For the past seven years, Councilman Carlos Menchaca, a Democrat representing parts of Brooklyn, has become well known for speaking out on immigration issues.

And just a few weeks ago, he was the face behind a failed land use application to develop parts of the Industry City, a decision that was celebrated by many in the community who opposed the project.

Now, Menchaca says he's throwing his name into the race for mayor.

Menchaca made the announcement in a campaign video launched Thursday, where he focused on criticizing large-scale development and the city's lack of affordability.



"Today, our friends, families and neighbors lose their homes to this recession, to this pandemic, and the wealthy developers who rezone our neighborhoods so they can add another zero to their net worth," Menchaca says in the ad.

Menchaca has served in the City Council since 2013, representing parts of Red Hook, Sunset Park, Greenwood Heights and portions of Windsor Terrace in Brooklyn's 38th Council District. He is term limited in 2021. In recent years, he's become a critic of Mayor Bill de Blasio, saying he has failed to live up to his progressive ideals.

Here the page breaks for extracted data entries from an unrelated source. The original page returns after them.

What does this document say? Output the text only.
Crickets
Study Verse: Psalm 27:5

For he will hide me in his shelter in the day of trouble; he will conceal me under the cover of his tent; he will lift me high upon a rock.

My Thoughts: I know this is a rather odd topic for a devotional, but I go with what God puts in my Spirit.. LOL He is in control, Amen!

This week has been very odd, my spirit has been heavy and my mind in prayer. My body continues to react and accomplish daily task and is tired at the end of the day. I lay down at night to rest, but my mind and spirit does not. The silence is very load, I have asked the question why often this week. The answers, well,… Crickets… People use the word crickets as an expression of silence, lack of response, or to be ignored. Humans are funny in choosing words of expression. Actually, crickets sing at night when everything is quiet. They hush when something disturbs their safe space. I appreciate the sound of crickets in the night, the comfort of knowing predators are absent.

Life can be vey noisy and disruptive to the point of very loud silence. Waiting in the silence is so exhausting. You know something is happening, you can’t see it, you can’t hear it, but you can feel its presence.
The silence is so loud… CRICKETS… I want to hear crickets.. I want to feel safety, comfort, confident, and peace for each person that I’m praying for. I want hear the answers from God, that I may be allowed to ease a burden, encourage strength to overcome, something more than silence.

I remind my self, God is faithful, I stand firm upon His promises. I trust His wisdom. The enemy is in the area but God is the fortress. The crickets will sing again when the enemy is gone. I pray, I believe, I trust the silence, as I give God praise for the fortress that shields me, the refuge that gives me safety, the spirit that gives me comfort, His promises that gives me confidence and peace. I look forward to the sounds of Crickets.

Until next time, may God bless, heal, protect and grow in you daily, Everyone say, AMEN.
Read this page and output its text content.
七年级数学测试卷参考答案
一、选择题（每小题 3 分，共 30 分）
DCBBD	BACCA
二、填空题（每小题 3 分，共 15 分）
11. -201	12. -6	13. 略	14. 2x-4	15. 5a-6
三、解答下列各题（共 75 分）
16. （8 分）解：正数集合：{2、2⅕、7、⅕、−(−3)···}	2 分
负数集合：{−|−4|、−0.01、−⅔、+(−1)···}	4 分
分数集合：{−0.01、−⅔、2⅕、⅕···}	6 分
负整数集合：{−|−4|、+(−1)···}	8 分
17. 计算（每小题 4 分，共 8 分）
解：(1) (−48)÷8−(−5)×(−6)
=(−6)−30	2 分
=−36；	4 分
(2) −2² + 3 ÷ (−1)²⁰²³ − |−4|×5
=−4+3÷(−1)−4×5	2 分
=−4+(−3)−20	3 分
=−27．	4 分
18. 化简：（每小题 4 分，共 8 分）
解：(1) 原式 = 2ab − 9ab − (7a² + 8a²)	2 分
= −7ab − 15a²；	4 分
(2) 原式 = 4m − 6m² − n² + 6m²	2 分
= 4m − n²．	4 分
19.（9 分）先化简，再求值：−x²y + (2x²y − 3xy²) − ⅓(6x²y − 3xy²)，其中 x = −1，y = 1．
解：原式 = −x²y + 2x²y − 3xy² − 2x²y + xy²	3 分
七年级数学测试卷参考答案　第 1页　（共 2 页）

"I'm seeing a moment right now where the candidates have yet to give the people what they want and reflect those values," he told NY1.

Menchaca, who is 40 years old, is an El Paso, Texas transplant who started his political career in Brooklyn working for the former borough president. He is openly gay and often talks about how he rides his bike all around the city. He's aligned with the left wing of the Democratic Party. During his time in office, he has introduced 40 pieces of legislation. Seven of them have been enacted into law.

He might be late into an already crowded field, but he's now the only Latino elected official in the lineup, and his positions against large-scale development could make him attractive to some voters, according to political strategist Camille Rivera.

"I think the one thing he can do is bring a little bit of focus on the issues. He talked about the rezoning and connected it to affordable housing, so he's picked his lane," Rivera said.

But he'll have to deliver on a plan to fix the development problem in a city starved for housing and now in the middle of a massive jobs crisis.

"He's kind of late to the game. Can he raise the money and be able to turn that narrative into some serious policy discussions? And how is he going to help the city of New York?" Rivera said.

Menchaca only has a few months to raise money for his campaign. The Democratic primary is in June of next year.